N° 200

SÉNAT

SESSION ORDINAIRE DE 2004-2005

Annexe au procès-verbal de la séance du 16 février 2005

RAPPORT

FAIT

au nom de la commission des Affaires étrangères, de la défense et des forces armées (1) sur le projet de loi autorisant l'approbation de l'accord entre le Gouvernement de la République française et la Grande Jamahiriya arabe libyenne populaire et socialiste sur l' encouragement et la protection réciproques des investissements ,

Par Mme Maryse BERGÉ-LAVIGNE,

Sénateur.

(1) Cette commission est composée de : M. Serge Vinçon, président ; MM. Jean François-Poncet, Robert Del Picchia, Jacques Blanc, Mme Monique Cerisier-ben Guiga, MM. Jean-Pierre Plancade, Philippe Nogrix, Mme Hélène Luc, M. André Boyer, vice-présidents ; MM. Simon Loueckhote, Daniel Goulet, Jean-Guy Branger, Jean-Louis Carrère, André Rouvière, secrétaires ; MM. Bernard Barraux, Jean-Michel Baylet, Mme Maryse Bergé-Lavigne, MM. Pierre Biarnès, Didier Borotra, Didier Boulaud, Robert Bret, Mme Paulette Brisepierre, M. André Dulait, Mme Josette Durrieu, MM. Jean Faure, Jean-Pierre Fourcade, Mmes Joëlle Garriaud-Maylam, Gisèle Gautier, MM. Francis Giraud, Jean-Noël Guérini, Michel Guerry, Robert Hue, Joseph Kergueris, Robert Laufoaulu, Louis Le Pensec, Philippe Madrelle, Pierre Mauroy, Louis Mermaz, Mme Lucette Michaux-Chevry, MM. Charles Pasqua, Jacques Pelletier, Daniel Percheron, Jacques Peyrat, Xavier Pintat, Yves Pozzo di Borgo, Jean Puech, Yves Rispat, Josselin de Rohan, Roger Romani, Gérard Roujas, Mme Catherine Tasca, MM. André Trillard, André Vantomme, Mme Dominique Voynet.

Voir le numéro :

Sénat : 123 (2004-2005)

Traités et conventions.

INTRODUCTION

Mesdames, Messieurs,

En introduction, il convient de rappeler quelques éléments historiques relatifs à la Libye, pays étonnant et très mouvant.

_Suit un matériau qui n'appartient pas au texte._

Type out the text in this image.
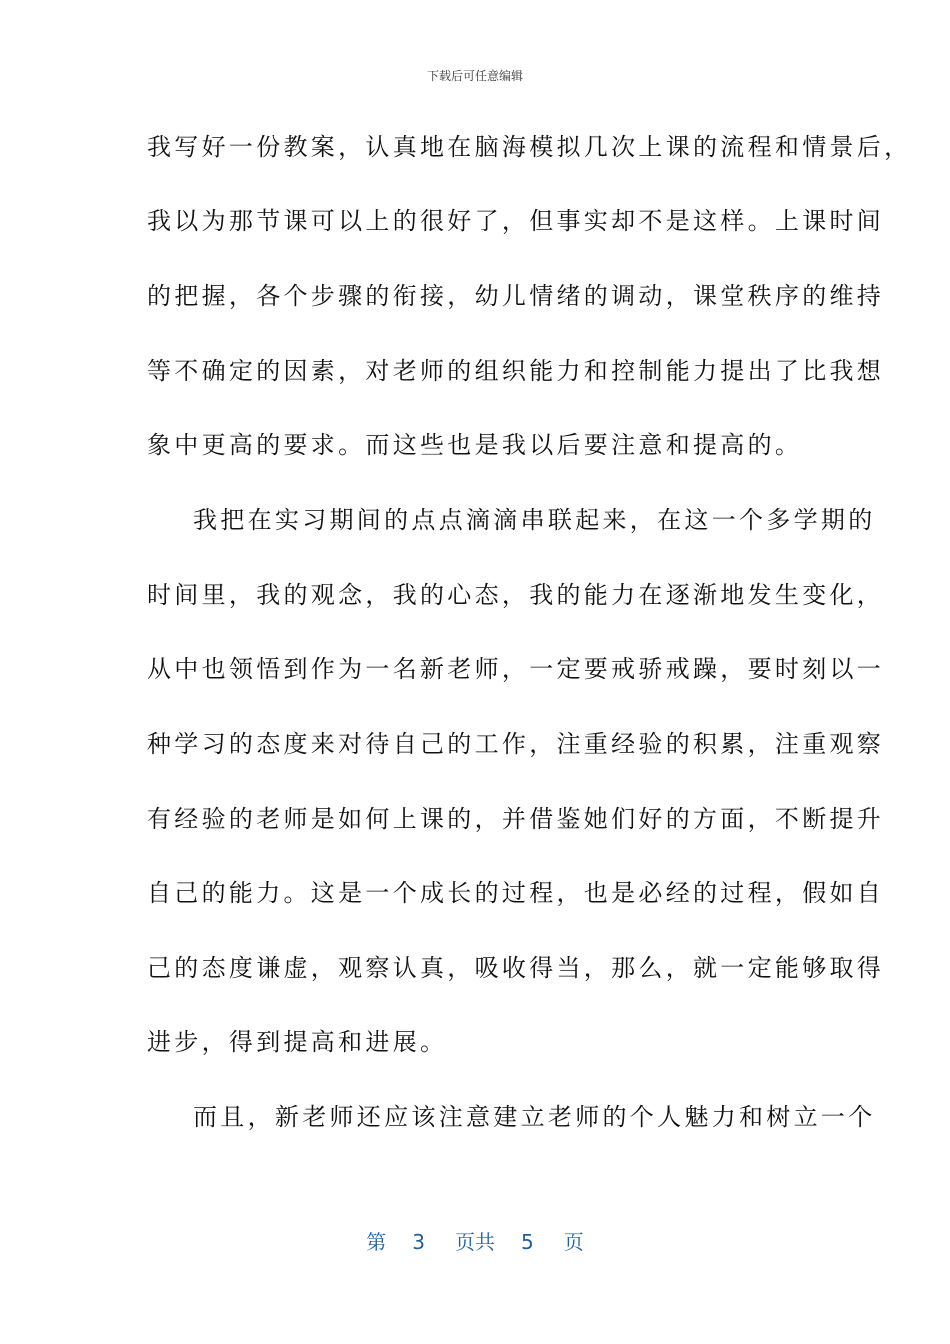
下载后可任意编辑
我写好一份教案，认真地在脑海模拟几次上课的流程和情景后，
我以为那节课可以上的很好了，但事实却不是这样。上课时间
的把握，各个步骤的衔接，幼儿情绪的调动，课堂秩序的维持
等不确定的因素，对老师的组织能力和控制能力提出了比我想
象中更高的要求。而这些也是我以后要注意和提高的。
我把在实习期间的点点滴滴串联起来，在这一个多学期的
时间里，我的观念，我的心态，我的能力在逐渐地发生变化，
从中也领悟到作为一名新老师，一定要戒骄戒躁，要时刻以一
种学习的态度来对待自己的工作，注重经验的积累，注重观察
有经验的老师是如何上课的，并借鉴她们好的方面，不断提升
自己的能力。这是一个成长的过程，也是必经的过程，假如自
己的态度谦虚，观察认真，吸收得当，那么，就一定能够取得
进步，得到提高和进展。
而且，新老师还应该注意建立老师的个人魅力和树立一个
第 3 页共 5 页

Le 21 novembre 1949, l'Assemblée générale des Nations unies approuva une résolution en faveur de l'indépendance libyenne. Une assemblée nationale, composée d'un nombre égal de délégués de Cyrénaïque, de Tripolitaine et du Fezzan, se réunit à Tripoli en 1950et désigna comme roi l'émir Muhammad Idris as-Sanussi, chef de la confrérie des senoussis. Le 7 octobre 1951 était promulguée une Constitution, instituant une fédération gouvernée selon un régime monarchique parlementaire. Le 24 décembre, le roi Idris Ier proclamait l'indépendance du Royaume de Libye. Des élections parlementaires eurent lieu en février 1952 et le Parlement fut réuni pour la première fois en mars. La Libye rejoignit la Ligue arabe en 1953 et les Nations unies en 1955. En 1963, la Constitution fut amendée afin d'accorder aux femmes le droit de vote ; le système fédéral fut remplacé par un système centralisé.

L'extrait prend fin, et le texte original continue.